Bu yolla zaten yatırımı üç- beş yılda yatırımı götürmüş sayılıyorlar. Örneğin Telekom getirdiği 6.7 milyar dolar sermayeyi beş yılda geri aldı. Şimdi Telekom 15 yıl daha karını dışarıya götürecek. Yani 3 Telekom daha götürecek.
Gelişmekte olan ülkeler bu nedenle küresel süreçten daha zararlı çıktı. Gelirleri yabancıya gidiyor. Servetleri yabancının oldu. Zira Spekülatif yabancı sermaye işleyen karlı yatırımları ve bankaları satın aldı.
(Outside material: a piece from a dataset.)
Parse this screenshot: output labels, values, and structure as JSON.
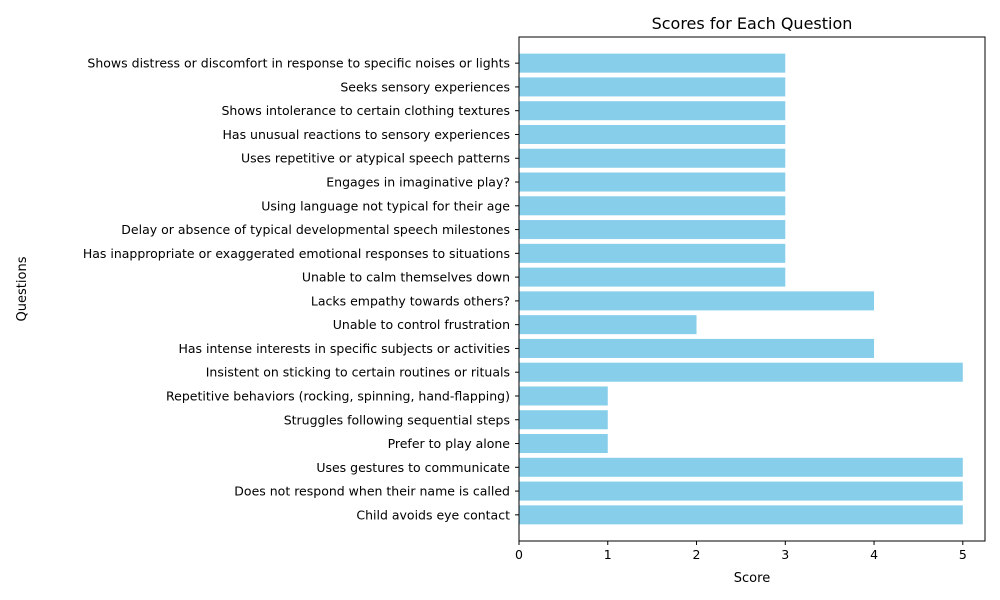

Spekülatif yabancı sermaye ile Türkiye’de sıfırdan yatırım yapan, istihdam yaratan yabancı sermaye girişini birbirinden ayırmak gerekir.
Kar ve faiz transferi, sonunda ülkenin fakirleşmesine neden olur. İşte küreselleşmenin görünmeyen yanı budur. Bazı gelişmekte olan ülkelerden, zengin ülkelere olan bu kaynak transferi… Bu transferi bu gün anlayamayız… Ancak ülke giderek fakirleştikten sonra patlar.
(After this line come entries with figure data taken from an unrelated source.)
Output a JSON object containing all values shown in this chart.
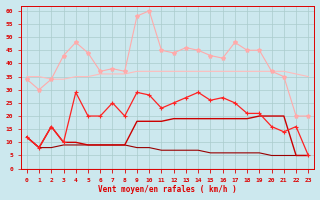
{
  "x": [
    0,
    1,
    2,
    3,
    4,
    5,
    6,
    7,
    8,
    9,
    10,
    11,
    12,
    13,
    14,
    15,
    16,
    17,
    18,
    19,
    20,
    21,
    22,
    23
  ],
  "line1": [
    34,
    30,
    34,
    43,
    48,
    44,
    37,
    38,
    37,
    58,
    60,
    45,
    44,
    46,
    45,
    43,
    42,
    48,
    45,
    45,
    37,
    35,
    20,
    20
  ],
  "line2": [
    35,
    35,
    34,
    34,
    35,
    35,
    36,
    36,
    36,
    37,
    37,
    37,
    37,
    37,
    37,
    37,
    37,
    37,
    37,
    37,
    37,
    37,
    36,
    35
  ],
  "line3": [
    12,
    8,
    16,
    10,
    29,
    20,
    20,
    25,
    20,
    29,
    28,
    23,
    25,
    27,
    29,
    26,
    27,
    25,
    21,
    21,
    16,
    14,
    16,
    5
  ],
  "line4": [
    12,
    8,
    16,
    10,
    10,
    9,
    9,
    9,
    9,
    18,
    18,
    18,
    19,
    19,
    19,
    19,
    19,
    19,
    19,
    20,
    20,
    20,
    5,
    5
  ],
  "line5": [
    12,
    8,
    8,
    9,
    9,
    9,
    9,
    9,
    9,
    8,
    8,
    7,
    7,
    7,
    7,
    6,
    6,
    6,
    6,
    6,
    5,
    5,
    5,
    5
  ],
  "color1": "#ffaaaa",
  "color2": "#ffbbbb",
  "color3": "#ff2222",
  "color4": "#cc0000",
  "color5": "#990000",
  "bg_color": "#cce8ee",
  "grid_color": "#aacccc",
  "xlabel": "Vent moyen/en rafales ( km/h )",
  "xlabel_color": "#dd0000",
  "tick_color": "#dd0000",
  "ylim": [
    0,
    62
  ],
  "yticks": [
    0,
    5,
    10,
    15,
    20,
    25,
    30,
    35,
    40,
    45,
    50,
    55,
    60
  ]
}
Sivrisinek sokarken deriyi uyuşturuyor. Farkına varmıyoruz. Acısı sonradan ortaya çıkıyor. Spekülatif yabancı sermaye ile sıcak para da aynı etkiyi yapıyor. Bu gün ithalata dayalı yüksek büyüme yaşıyoruz. Büyüme için yaptığımız ithalat açığını borçla kapatıyoruz. Bu borçları ve faizini öderken, daha çok cari açık ve daha çok kaynak kaybedeceğiz. Sattığımız varlıkların karı zaten her yıl çıkıyor.
Küreselleşmenin fakirlik tuzağı iki yönlü çalışıyor…
1) Fakir ülkelerden zengin ülkelere, yukarıda ifade ettiğim gibi etkisi bu gün anlaşılmayan kaynak transferi oluyor. Fakir ülke daha çok fakirleşiyor. Zengin ülke daha çok zenginleşiyor.
2) Aynı ülke içinde, zengin-fakir farkı artıyor. Bunun içindi ki, Türkiye’ deki milyarder sayısı Japonya’ dan daha çoktur.
Tunus’ta ve Mısırda halk isyanı, bu sürecin getirdiği bir sondur. Dikta rejimler veya satılmış hükümetler, ABD gibi zengin ülkelerle işbirliği yapıyor. Gizli gizli halkını soyduruyor. Varlıklarını, karlı işletmelerini yabancıya satıyor… Sonunda işsizlik ve yoksulluk artıyor. Ve patlıyor.